Speedometer Calibration

All speedometers must be calibrated to make sure the torque created by the magnetic field accurately reflects the speed of the car. This calibration must take into account several factors, including the ratios of the gears in the drive cable, the final drive ratio in the differential and the diameter of the tires. All of these factors affect the overall speed of the vehicle. Take tire size, for example. When an axle makes one complete turn, the tire it's connected to makes one complete revolution. But a tire with a larger diameter will travel farther than a wheel with a smaller diameter. That's because the distance a tire covers in one revolution is equal to its circumference. So a tire with a diameter of 20 inches will cover about 62.8 inches of ground in one revolution.

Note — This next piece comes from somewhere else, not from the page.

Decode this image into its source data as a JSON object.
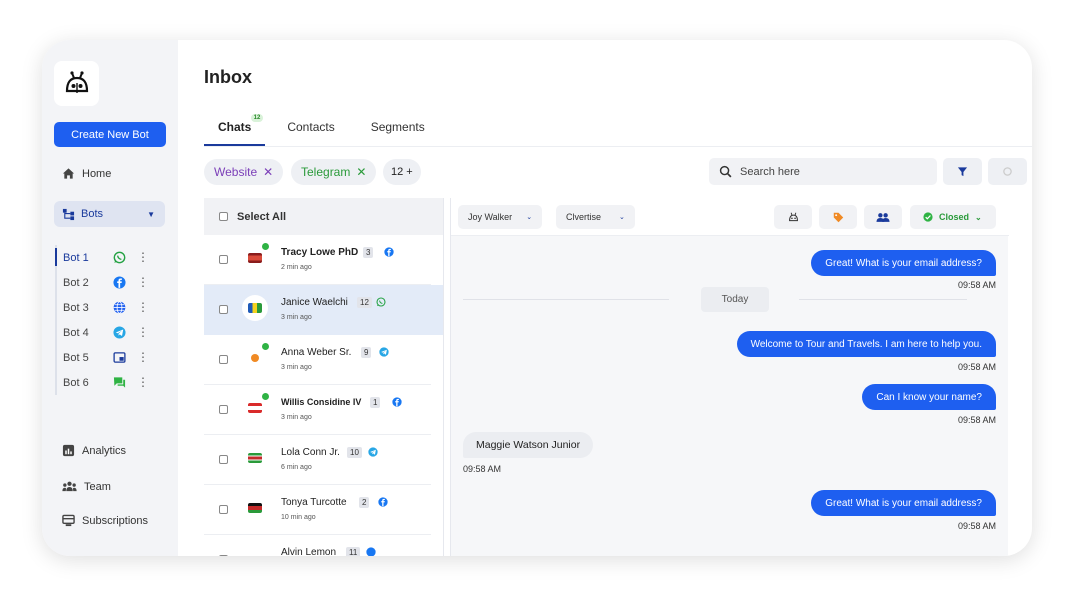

A tire with a diameter of 30 inches will cover more ground -- about 94.2 inches.

Calibration adjusts for these variances and is done by the manufacturer, which sets up the speedometer gear to correspond with the factory-installed ring and pinion ratio and tire size. A car owner may have to recalibrate his speedometer if he makes changes that make his vehicle fall out of factory specifications (see the sidebar below). Recalibrating a speedometer can be done by manipulating the hairspring, the permanent magnet or both. Generally, the strength of the magnetic field is the easiest variable to change. This requires a powerful electromagnet, which can be used to adjust the strength of the permanent magnet in the speedometer until the needle matches the input from the rotating drive cable.